Fey's sweet-and-sour line readings at first sound like Liz Lemon redux, and I was glad for the moment when her 10-year relationship with a twit of an English professor (Michael Sheen, who also played one of Liz's disastrous boyfriends on "30 Rock") crashes and burns. The breakup unhinges Fey's character, and liberates her performance. From that point on, she's falling apart — or at least falling into a pit of desperation — and the neurotic crack-up looks good on her. It gives almost everything she does a shimmer of spontaneity.
John Pressman (Paul Rudd), a teacher at a woodsy alternative New Hampshire high school called New Quest, is Portia's opposite: a do-gooding globe-trotter who believes in the kind of excellence that can't always be measured by grades or ''official'' achievement.
He's pushing one of his students for admission to Princeton; the kid, Jeremiah (Nat Wolff), is a prodigy with a troubled background, and John and Portia begin to tussle over his future from the moment they meet. John thinks that Jeremiah may be Portia's son, and the battle, as far as it goes, is lively.
But then, just about every character in "Admission" has an enjoyably feisty intellectual attitude, from the wily dean of admissions (Wallace Shawn, for once not used as a walking punchline, and all the better for it), to Portia's switchblade-sharp office rival (Gloria Reuben), to the precocious students at John's school who question Portia about Princeton being a ''corporation'' devoted to the status quo. That Portia answers their gripe every bit as tartly demonstrates that the movie holds its traditional-versus-free-thinking priorities in a nice yin-and-yang balance.
"Admission" has a promising first half, and the movie springs a real wild card in Lily Tomlin's brashly cutting and funny turn as Portia's mother, who wears her die-hard '70s feminism like a suit of burlap armor. Tomlin totally lets go. Her performance is an inspired satire of boomer self-righteousness and, at the same time, an unapologetic celebration of it.
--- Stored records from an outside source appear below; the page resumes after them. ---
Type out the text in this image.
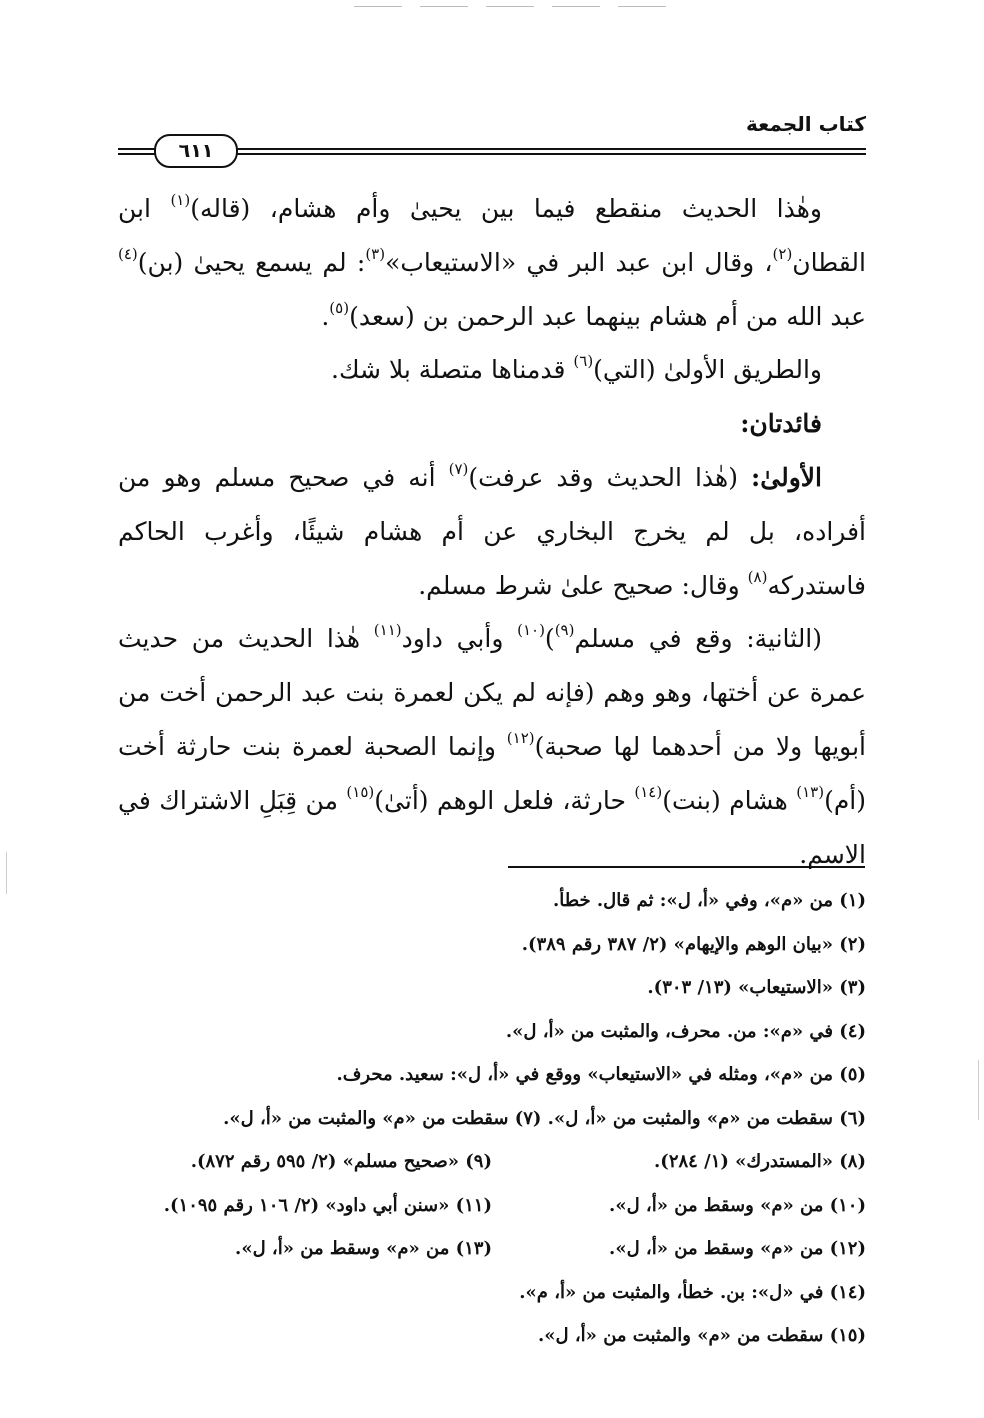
كتاب الجمعة
٦١١

وهٰذا الحديث منقطع فيما بين يحيىٰ وأم هشام، (قاله)$^{(١)}$ ابن القطان$^{(٢)}$، وقال ابن عبد البر في «الاستيعاب»$^{(٣)}$: لم يسمع يحيىٰ (بن)$^{(٤)}$ عبد الله من أم هشام بينهما عبد الرحمن بن (سعد)$^{(٥)}$.

والطريق الأولىٰ (التي)$^{(٦)}$ قدمناها متصلة بلا شك.

فائدتان:

الأولىٰ: (هٰذا الحديث وقد عرفت)$^{(٧)}$ أنه في صحيح مسلم وهو من أفراده، بل لم يخرج البخاري عن أم هشام شيئًا، وأغرب الحاكم فاستدركه$^{(٨)}$ وقال: صحيح علىٰ شرط مسلم.

(الثانية: وقع في مسلم$^{(٩)}$)$^{(١٠)}$ وأبي داود$^{(١١)}$ هٰذا الحديث من حديث عمرة عن أختها، وهو وهم (فإنه لم يكن لعمرة بنت عبد الرحمن أخت من أبويها ولا من أحدهما لها صحبة)$^{(١٢)}$ وإنما الصحبة لعمرة بنت حارثة أخت (أم)$^{(١٣)}$ هشام (بنت)$^{(١٤)}$ حارثة، فلعل الوهم (أتىٰ)$^{(١٥)}$ من قِبَلِ الاشتراك في الاسم.

(١) من «م»، وفي «أ، ل»: ثم قال. خطأ.
(٢) «بيان الوهم والإيهام» (٢/ ٣٨٧ رقم ٣٨٩).
(٣) «الاستيعاب» (١٣/ ٣٠٣).
(٤) في «م»: من. محرف، والمثبت من «أ، ل».
(٥) من «م»، ومثله في «الاستيعاب» ووقع في «أ، ل»: سعيد. محرف.
(٦) سقطت من «م» والمثبت من «أ، ل». (٧) سقطت من «م» والمثبت من «أ، ل».
(٨) «المستدرك» (١/ ٢٨٤).
(٩) «صحيح مسلم» (٢/ ٥٩٥ رقم ٨٧٢).
(١٠) من «م» وسقط من «أ، ل».
(١١) «سنن أبي داود» (٢/ ١٠٦ رقم ١٠٩٥).
(١٢) من «م» وسقط من «أ، ل».
(١٣) من «م» وسقط من «أ، ل».
(١٤) في «ل»: بن. خطأ، والمثبت من «أ، م».
(١٥) سقطت من «م» والمثبت من «أ، ل».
Line by line, "Admission" is often fresh, yet it's also one of those films that are so diagrammed that a soggy predictability begins to settle in. For a while, Fey and Rudd spark each other, but the bantering flirtation loses heat. I think that's because Portia, as written, has a genuine edge to her, whereas Rudd, with his smiley sincerity, is stuck playing too nice and flawless a guy. John would have been a more logical romantic foil if he'd had a pesky, holier-than-thou side.
Even with this soft-boiled romance at its center, "Admission" really is a movie about whether Jeremiah, with his lowly grade-point average and astonishing AP test scores, is going to get into Princeton. And here, I'm afraid, the film's values are a bit out of whack. It makes us pine for that ideal of Ivy League opportunity, a dream that it hangs on the issue of Jeremiah's admission.
But what if he didn't get in? Surely he could go to some other good college. (He would seem perfect for Oberlin.) For a movie that's out to tweak the control-freak nature of the college-application process, "Admission," in the end, bows down far too slavishly to it. It confuses achievement with acceptance.